Das zwölfte Wort in der viertletzten Mail lautet [fast], inklusive der eckigen Klammern, und es sagt etwas über die Absenderin aus, nämlich dass sie das nicht mag.

3. Wärst du ein Limerick, welcher wärst du und warum?
There once was a man in Japan
Whose limericks never would scan.
When they asked him why
He said: It’s because I
Always try to put as many words into the last line as I possibly can.

Der wäre ich, weil er total lustig ist, und so schön meta weil ich, seitdem ich ihn gefunden und übersetzt habe, am liebsten alle Limericks mit viel zu langen letzten Zeilen beende. Quasi Markenzeichen, ich bin ja auch ein bisschen zu lang.

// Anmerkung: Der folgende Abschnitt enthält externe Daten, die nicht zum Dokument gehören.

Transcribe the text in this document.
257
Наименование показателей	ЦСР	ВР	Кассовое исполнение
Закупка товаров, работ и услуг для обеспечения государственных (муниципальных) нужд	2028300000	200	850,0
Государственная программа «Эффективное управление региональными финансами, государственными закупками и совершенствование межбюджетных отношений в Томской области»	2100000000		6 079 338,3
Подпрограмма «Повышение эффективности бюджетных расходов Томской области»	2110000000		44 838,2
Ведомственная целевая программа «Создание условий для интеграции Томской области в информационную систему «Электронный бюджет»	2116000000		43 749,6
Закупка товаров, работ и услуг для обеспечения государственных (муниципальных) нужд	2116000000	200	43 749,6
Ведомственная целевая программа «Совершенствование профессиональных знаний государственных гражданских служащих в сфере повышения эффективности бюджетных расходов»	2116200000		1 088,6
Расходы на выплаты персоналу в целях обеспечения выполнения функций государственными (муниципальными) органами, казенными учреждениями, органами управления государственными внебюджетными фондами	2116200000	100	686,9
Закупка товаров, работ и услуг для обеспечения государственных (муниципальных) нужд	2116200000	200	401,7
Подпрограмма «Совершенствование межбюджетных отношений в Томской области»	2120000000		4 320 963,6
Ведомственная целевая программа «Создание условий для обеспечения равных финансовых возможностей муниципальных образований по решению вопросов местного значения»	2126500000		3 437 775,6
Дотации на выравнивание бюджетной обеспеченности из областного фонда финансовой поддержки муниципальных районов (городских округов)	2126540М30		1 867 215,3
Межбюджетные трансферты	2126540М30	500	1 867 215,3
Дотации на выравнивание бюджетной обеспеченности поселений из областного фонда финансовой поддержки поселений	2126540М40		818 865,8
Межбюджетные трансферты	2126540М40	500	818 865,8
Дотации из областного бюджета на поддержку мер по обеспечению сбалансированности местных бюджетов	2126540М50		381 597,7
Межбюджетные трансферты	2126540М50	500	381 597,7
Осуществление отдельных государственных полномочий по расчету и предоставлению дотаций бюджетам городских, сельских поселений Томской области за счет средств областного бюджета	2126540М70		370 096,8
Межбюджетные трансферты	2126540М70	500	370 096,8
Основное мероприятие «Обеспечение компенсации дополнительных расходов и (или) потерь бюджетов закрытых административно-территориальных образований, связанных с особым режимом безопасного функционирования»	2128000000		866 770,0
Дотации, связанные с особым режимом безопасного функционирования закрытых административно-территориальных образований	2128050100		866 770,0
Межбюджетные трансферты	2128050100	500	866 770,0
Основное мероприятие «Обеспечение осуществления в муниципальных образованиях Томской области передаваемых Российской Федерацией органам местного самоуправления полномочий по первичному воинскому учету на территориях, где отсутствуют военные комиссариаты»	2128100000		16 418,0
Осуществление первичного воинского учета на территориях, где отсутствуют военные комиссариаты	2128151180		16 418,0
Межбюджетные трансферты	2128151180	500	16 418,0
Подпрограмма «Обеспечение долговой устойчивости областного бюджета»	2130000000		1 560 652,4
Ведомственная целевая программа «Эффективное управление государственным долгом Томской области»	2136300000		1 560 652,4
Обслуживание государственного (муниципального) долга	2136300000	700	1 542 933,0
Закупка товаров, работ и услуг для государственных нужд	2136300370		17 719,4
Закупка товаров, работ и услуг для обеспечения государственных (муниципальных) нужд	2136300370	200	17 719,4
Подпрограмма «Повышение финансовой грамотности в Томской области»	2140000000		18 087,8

4. Welche Taste auf deiner Computertastatur magst du am liebsten und warum?
Die Entertaste. Weil sie einem das Gefühl gibt, man hätte schon wieder was geschafft.

5. Kannst du aus dem Kopf beschreiben, wie das Fliewatüüt aussieht?
Nein. Nie gelesen.

6. Welche Assoziationen verbindest du mit dem Wort beba?
Mir fällt nur die Pflegeserie Bébé ein. Sonst nichts.

7. Beschreibe das vierte Kleidungsstück von rechts in deinem Kleiderschrank.
Das vierte Kleidungsstück von rechts ist ein braunkarierter Wollrock mit leicht schottischer Anmutung.

8. Wenn du dich zwischen einer Zwiebel, einem Eimer Wasser und einem Tintenkiller entscheiden müsstest, was würdest du wählen?
Die Zwiebel natürlich.

9. Schließe die Augen und nimm irgendetwas aus deinem Mülleimer. Was ist es und warum hast du es weggeworfen?
Zwiebelschale. Ich wusste nichts damit anzufangen.

10. Was steht auf der Rückseite deiner Armbanduhr?
Design by Max Bill.

Es nehme sich dieses Stöckchen mit, wer mag.